New applications for U.S. unemployment benefits edged slightly lower last week, pointing to continued restraint in layoffs, even as weak hiring deepens concerns among households about the labor market.
Initial claims fell by 1,000 to a seasonally adjusted 209,000 in the week ended January 24, the Labor Department said Thursday. The previous week was revised higher to 210,000. Economists had expected 205,000 claims.
The data included the Martin Luther King Jr. holiday, a period that often adds volatility. Seasonal adjustment challenges around year-end and a recent winter storm are also expected to keep figures choppy in the weeks ahead.

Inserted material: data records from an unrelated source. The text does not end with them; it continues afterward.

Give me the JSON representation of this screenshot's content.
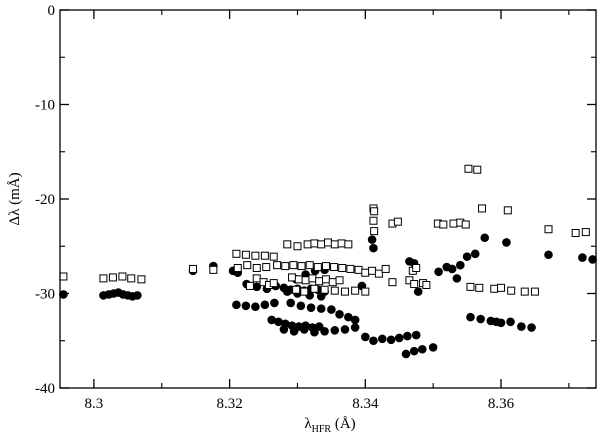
{
  "chart_data": {
    "type": "scatter",
    "xlabel": {
      "main": "λ",
      "sub": "HFR",
      "unit": " (Å)"
    },
    "ylabel": "Δλ (mÅ)",
    "xlim": [
      8.295,
      8.374
    ],
    "ylim": [
      -40,
      0
    ],
    "xticks": [
      8.3,
      8.32,
      8.34,
      8.36
    ],
    "xtick_labels": [
      "8.3",
      "8.32",
      "8.34",
      "8.36"
    ],
    "yticks": [
      0,
      -10,
      -20,
      -30,
      -40
    ],
    "ytick_labels": [
      "0",
      "-10",
      "-20",
      "-30",
      "-40"
    ],
    "grid": false,
    "series": [
      {
        "marker": "filled-circle",
        "color": "#000000",
        "points": [
          [
            8.2955,
            -30.1
          ],
          [
            8.3014,
            -30.2
          ],
          [
            8.3022,
            -30.1
          ],
          [
            8.3029,
            -30.0
          ],
          [
            8.3036,
            -29.9
          ],
          [
            8.3043,
            -30.1
          ],
          [
            8.305,
            -30.2
          ],
          [
            8.3057,
            -30.3
          ],
          [
            8.3064,
            -30.2
          ],
          [
            8.3146,
            -27.6
          ],
          [
            8.3176,
            -27.1
          ],
          [
            8.3205,
            -27.6
          ],
          [
            8.3212,
            -27.8
          ],
          [
            8.321,
            -31.2
          ],
          [
            8.3224,
            -31.3
          ],
          [
            8.3238,
            -31.4
          ],
          [
            8.3252,
            -31.2
          ],
          [
            8.3266,
            -31.0
          ],
          [
            8.3225,
            -29.0
          ],
          [
            8.324,
            -29.3
          ],
          [
            8.3255,
            -29.5
          ],
          [
            8.3268,
            -29.2
          ],
          [
            8.328,
            -29.4
          ],
          [
            8.329,
            -29.6
          ],
          [
            8.33,
            -29.5
          ],
          [
            8.331,
            -29.7
          ],
          [
            8.332,
            -29.5
          ],
          [
            8.333,
            -29.6
          ],
          [
            8.334,
            -29.8
          ],
          [
            8.3262,
            -32.8
          ],
          [
            8.3272,
            -33.0
          ],
          [
            8.3282,
            -33.2
          ],
          [
            8.3292,
            -33.4
          ],
          [
            8.3302,
            -33.5
          ],
          [
            8.3312,
            -33.4
          ],
          [
            8.3322,
            -33.6
          ],
          [
            8.3332,
            -33.5
          ],
          [
            8.328,
            -33.8
          ],
          [
            8.3295,
            -34.0
          ],
          [
            8.331,
            -33.8
          ],
          [
            8.3325,
            -34.1
          ],
          [
            8.334,
            -34.0
          ],
          [
            8.3355,
            -33.9
          ],
          [
            8.337,
            -33.8
          ],
          [
            8.3385,
            -33.6
          ],
          [
            8.329,
            -31.0
          ],
          [
            8.3305,
            -31.3
          ],
          [
            8.332,
            -31.5
          ],
          [
            8.3335,
            -31.6
          ],
          [
            8.335,
            -31.7
          ],
          [
            8.3362,
            -32.2
          ],
          [
            8.3375,
            -32.5
          ],
          [
            8.3385,
            -32.8
          ],
          [
            8.3298,
            -28.5
          ],
          [
            8.3312,
            -28.0
          ],
          [
            8.3326,
            -27.6
          ],
          [
            8.334,
            -27.5
          ],
          [
            8.3285,
            -29.8
          ],
          [
            8.33,
            -30.0
          ],
          [
            8.3318,
            -30.2
          ],
          [
            8.3335,
            -30.3
          ],
          [
            8.3395,
            -29.2
          ],
          [
            8.341,
            -24.3
          ],
          [
            8.3412,
            -25.2
          ],
          [
            8.34,
            -34.6
          ],
          [
            8.3412,
            -35.0
          ],
          [
            8.3425,
            -34.8
          ],
          [
            8.3438,
            -34.9
          ],
          [
            8.345,
            -34.7
          ],
          [
            8.3462,
            -34.5
          ],
          [
            8.3475,
            -34.4
          ],
          [
            8.3465,
            -26.6
          ],
          [
            8.3472,
            -26.8
          ],
          [
            8.3478,
            -29.8
          ],
          [
            8.346,
            -36.4
          ],
          [
            8.3472,
            -36.1
          ],
          [
            8.3484,
            -35.9
          ],
          [
            8.35,
            -35.7
          ],
          [
            8.3508,
            -27.7
          ],
          [
            8.352,
            -27.2
          ],
          [
            8.3528,
            -27.4
          ],
          [
            8.3535,
            -28.4
          ],
          [
            8.354,
            -27.0
          ],
          [
            8.355,
            -26.1
          ],
          [
            8.3555,
            -32.5
          ],
          [
            8.3562,
            -25.8
          ],
          [
            8.357,
            -32.7
          ],
          [
            8.3576,
            -24.1
          ],
          [
            8.3585,
            -32.9
          ],
          [
            8.3593,
            -33.0
          ],
          [
            8.36,
            -33.1
          ],
          [
            8.3608,
            -24.6
          ],
          [
            8.3614,
            -33.0
          ],
          [
            8.363,
            -33.5
          ],
          [
            8.3645,
            -33.6
          ],
          [
            8.367,
            -25.9
          ],
          [
            8.372,
            -26.2
          ],
          [
            8.3735,
            -26.4
          ]
        ]
      },
      {
        "marker": "open-square",
        "color": "#000000",
        "points": [
          [
            8.2955,
            -28.2
          ],
          [
            8.3014,
            -28.4
          ],
          [
            8.3028,
            -28.3
          ],
          [
            8.3042,
            -28.2
          ],
          [
            8.3055,
            -28.4
          ],
          [
            8.307,
            -28.5
          ],
          [
            8.3146,
            -27.4
          ],
          [
            8.3176,
            -27.5
          ],
          [
            8.321,
            -25.8
          ],
          [
            8.3224,
            -25.9
          ],
          [
            8.3238,
            -26.0
          ],
          [
            8.3252,
            -26.0
          ],
          [
            8.3265,
            -26.1
          ],
          [
            8.3212,
            -27.3
          ],
          [
            8.3226,
            -27.0
          ],
          [
            8.324,
            -27.3
          ],
          [
            8.3254,
            -27.2
          ],
          [
            8.323,
            -29.2
          ],
          [
            8.324,
            -28.4
          ],
          [
            8.325,
            -28.8
          ],
          [
            8.3258,
            -29.1
          ],
          [
            8.3265,
            -28.9
          ],
          [
            8.327,
            -27.0
          ],
          [
            8.3282,
            -27.1
          ],
          [
            8.3294,
            -27.0
          ],
          [
            8.3306,
            -27.1
          ],
          [
            8.3318,
            -27.0
          ],
          [
            8.333,
            -27.2
          ],
          [
            8.3342,
            -27.1
          ],
          [
            8.3354,
            -27.2
          ],
          [
            8.3366,
            -27.3
          ],
          [
            8.3378,
            -27.4
          ],
          [
            8.3285,
            -24.8
          ],
          [
            8.33,
            -25.0
          ],
          [
            8.3315,
            -24.8
          ],
          [
            8.3325,
            -24.7
          ],
          [
            8.3335,
            -24.8
          ],
          [
            8.3345,
            -24.6
          ],
          [
            8.3355,
            -24.8
          ],
          [
            8.3365,
            -24.7
          ],
          [
            8.3375,
            -24.8
          ],
          [
            8.3292,
            -28.3
          ],
          [
            8.3302,
            -28.5
          ],
          [
            8.3312,
            -28.6
          ],
          [
            8.3322,
            -28.4
          ],
          [
            8.3332,
            -28.7
          ],
          [
            8.3342,
            -28.5
          ],
          [
            8.3352,
            -28.8
          ],
          [
            8.3362,
            -28.6
          ],
          [
            8.3298,
            -29.6
          ],
          [
            8.331,
            -29.8
          ],
          [
            8.3325,
            -29.5
          ],
          [
            8.334,
            -29.6
          ],
          [
            8.3355,
            -29.7
          ],
          [
            8.337,
            -29.8
          ],
          [
            8.3385,
            -29.7
          ],
          [
            8.34,
            -29.8
          ],
          [
            8.339,
            -27.5
          ],
          [
            8.34,
            -27.8
          ],
          [
            8.341,
            -27.6
          ],
          [
            8.342,
            -27.9
          ],
          [
            8.343,
            -27.4
          ],
          [
            8.3412,
            -21.0
          ],
          [
            8.3413,
            -21.3
          ],
          [
            8.3412,
            -22.3
          ],
          [
            8.3413,
            -23.4
          ],
          [
            8.344,
            -22.6
          ],
          [
            8.3448,
            -22.4
          ],
          [
            8.344,
            -28.8
          ],
          [
            8.3465,
            -28.6
          ],
          [
            8.3472,
            -29.0
          ],
          [
            8.3485,
            -28.9
          ],
          [
            8.349,
            -29.1
          ],
          [
            8.347,
            -27.6
          ],
          [
            8.3475,
            -27.3
          ],
          [
            8.3507,
            -22.6
          ],
          [
            8.3515,
            -22.7
          ],
          [
            8.353,
            -22.6
          ],
          [
            8.354,
            -22.5
          ],
          [
            8.3548,
            -22.7
          ],
          [
            8.3552,
            -16.8
          ],
          [
            8.3565,
            -16.9
          ],
          [
            8.3572,
            -21.0
          ],
          [
            8.361,
            -21.2
          ],
          [
            8.3555,
            -29.3
          ],
          [
            8.3568,
            -29.4
          ],
          [
            8.359,
            -29.5
          ],
          [
            8.36,
            -29.4
          ],
          [
            8.3615,
            -29.7
          ],
          [
            8.3635,
            -29.8
          ],
          [
            8.365,
            -29.8
          ],
          [
            8.367,
            -23.2
          ],
          [
            8.371,
            -23.6
          ],
          [
            8.3725,
            -23.5
          ]
        ]
      }
    ]
  }
}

Despite the noise, claims remain historically low. Companies appear reluctant to cut staff while navigating an uncertain economic environment shaped by shifting trade policies. Recent layoff announcements from firms such as UPS and Amazon are unlikely to materially affect the claims data, mirroring last year’s experience when high-profile cuts did not trigger a surge.
Federal Reserve Chair Jerome Powell said this week that labor indicators suggest conditions may be stabilizing after gradual softening. The Fed left rates unchanged at 3.50% to 3.75%.
At the same time, signs of hiring weakness persist. Continuing claims fell by 38,000 to 1.827 million, though this series is also affected by seasonal distortions and benefit expirations. The unemployment rate dipped to 4.4% in December, but consumer surveys show rising pessimism about job prospects.
Economists attribute the subdued hiring pace to trade uncertainty, immigration actions that constrain labor supply, and businesses reassessing staffing needs as they invest heavily in artificial intelligence.